N'attendez pas d'être à la mort pour donner ; car un mourant donne à vrai dire le bien d'autrui. Francis Bacon
Histoire des attachements
Peut-être que sans
la perspective de la mort nous n'achèverions pas ce que
nous avons commencé de faire J. Ziegler
La béatitude tue
la mort parce qu'elle tue l'ego.
L'homme se distingue de l'animal
par bien des aspects, entres autres par son attachement aux
choses matérielles. Nos multiples ATTACHEMENTS découlent
de l'INSTINCT DE VIE.
Cet attachement appartient à une sorte de globalité EGOCENTRIQUE héritée de
l’égocentrisme primate. L'
égocentrisme est une force de VIE, une résistance à la MORT et un des grands moteurs du principe vivant. C'est cet égocentrisme, qui nous attache à celui que nous pensons être (à l'égo) et aux choses dont nous disons qu'elles nous appartiennent.

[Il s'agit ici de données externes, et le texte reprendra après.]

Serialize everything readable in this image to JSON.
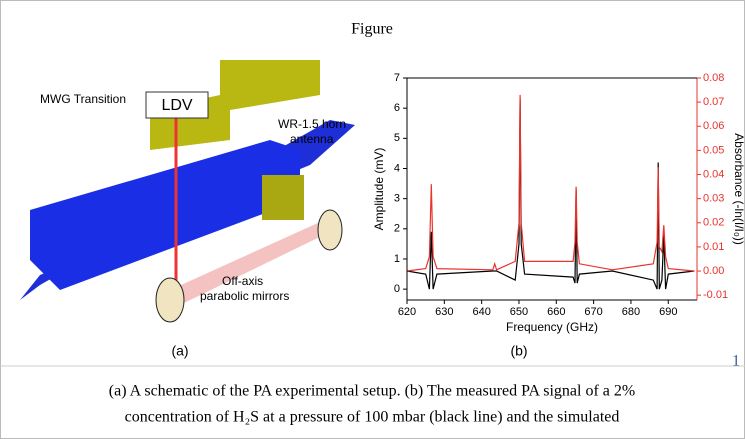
{
  "header": {
    "title": "Figure"
  },
  "panel_a": {
    "label": "(a)",
    "ldv": "LDV",
    "mwg": "MWG Transition",
    "horn": [
      "WR-1.5 horn",
      "antenna"
    ],
    "mirrors": [
      "Off-axis",
      "parabolic mirrors"
    ]
  },
  "chart_data": {
    "type": "line",
    "label": "(b)",
    "xlabel": "Frequency (GHz)",
    "ylabel": "Amplitude (mV)",
    "y2label": "Absorbance (-ln(I/I₀))",
    "xlim": [
      620,
      697.7
    ],
    "xticks": [
      620,
      630,
      640,
      650,
      660,
      670,
      680,
      690
    ],
    "ylim": [
      -0.36,
      7
    ],
    "yticks": [
      0,
      1,
      2,
      3,
      4,
      5,
      6,
      7
    ],
    "y2lim": [
      -0.012,
      0.08
    ],
    "y2ticks": [
      -0.01,
      {
        "value": 0,
        "label": "0.00"
      },
      0.01,
      0.02,
      0.03,
      0.04,
      0.05,
      0.06,
      0.07,
      0.08
    ],
    "x": [
      620,
      625,
      626,
      626.5,
      627,
      628,
      643,
      643.5,
      644,
      649,
      650,
      650.3,
      650.6,
      651.5,
      664.5,
      665,
      665.3,
      665.6,
      666.2,
      675,
      686,
      687,
      687.3,
      687.6,
      688.3,
      688.8,
      689.3,
      690,
      697
    ],
    "series": [
      {
        "color": "#000000",
        "values": [
          0.6,
          0.5,
          0,
          1.9,
          0,
          0.5,
          0.6,
          0.6,
          0.6,
          0.3,
          1.5,
          6.3,
          1.5,
          0.5,
          0.4,
          0.2,
          3.3,
          0.2,
          0.5,
          0.6,
          0.3,
          0,
          4.2,
          0,
          0.3,
          1.8,
          0,
          0.5,
          0.6
        ]
      },
      {
        "color": "#e8342e",
        "axis": "y2",
        "values": [
          0,
          0.001,
          0.006,
          0.036,
          0.006,
          0.001,
          0.0005,
          0.003,
          0.0005,
          0.004,
          0.02,
          0.073,
          0.02,
          0.004,
          0.004,
          0.012,
          0.035,
          0.012,
          0.003,
          0.0005,
          0.003,
          0.012,
          0.043,
          0.01,
          0.008,
          0.019,
          0.006,
          0.001,
          0
        ]
      }
    ]
  },
  "page_number": "1",
  "caption": [
    "(a) A schematic of the PA experimental setup. (b) The measured PA signal of a 2%",
    "concentration of H₂S at a pressure of 100 mbar (black line) and the simulated"
  ]
}
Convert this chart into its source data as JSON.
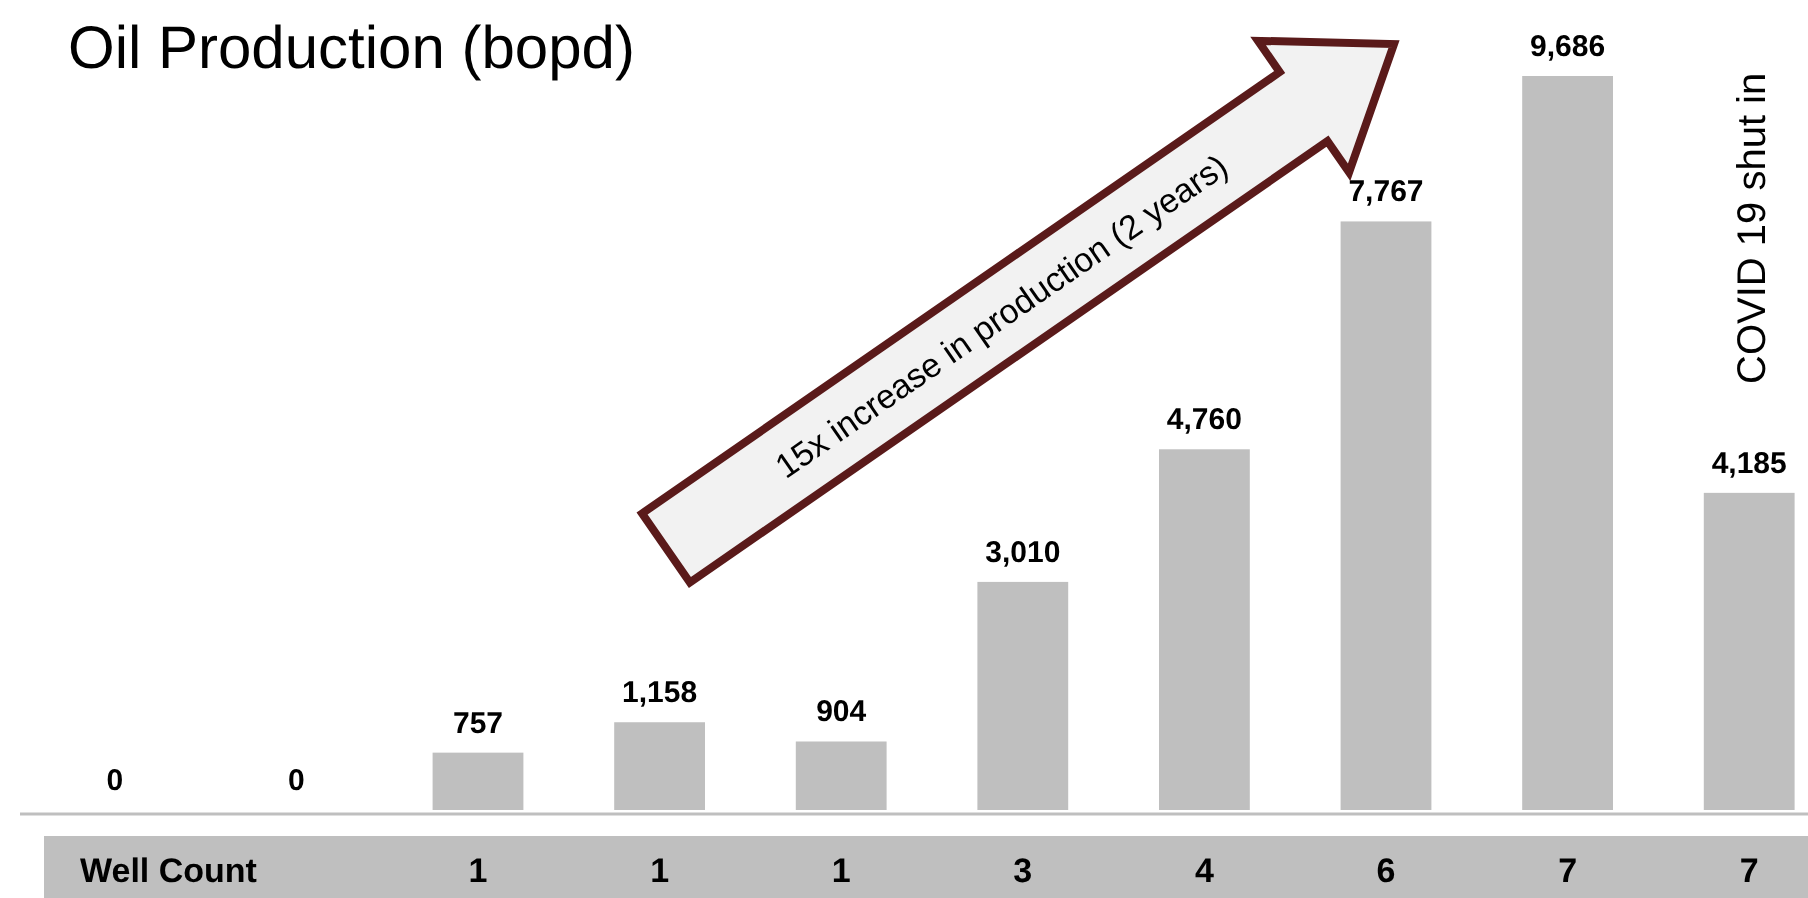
{
  "chart_data": {
    "type": "bar",
    "title": "Oil Production (bopd)",
    "xlabel": "Well Count",
    "categories": [
      null,
      null,
      "1",
      "1",
      "1",
      "3",
      "4",
      "6",
      "7",
      "7"
    ],
    "values": [
      0,
      0,
      757,
      1158,
      904,
      3010,
      4760,
      7767,
      9686,
      4185
    ],
    "value_labels": [
      "0",
      "0",
      "757",
      "1,158",
      "904",
      "3,010",
      "4,760",
      "7,767",
      "9,686",
      "4,185"
    ],
    "color": "#bfbfbf",
    "annotations": [
      "15x increase in production (2 years)",
      "COVID 19 shut in"
    ]
  }
}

L’attachement aux choses semble évoluer en fonction de la complexification du vivant.
a / Les espèces primitives
Pour les espèces primitives - poissons, amphibiens ou reptiles – par exemple, la POSSESSION semble se limiter à l'instinct de vie, à la défense de la proie et à la reproduction.
En dehors de ces 3 pôles assurant leur pérennité, ces espèces simples, semblent ne s'attacher à rien d'autre.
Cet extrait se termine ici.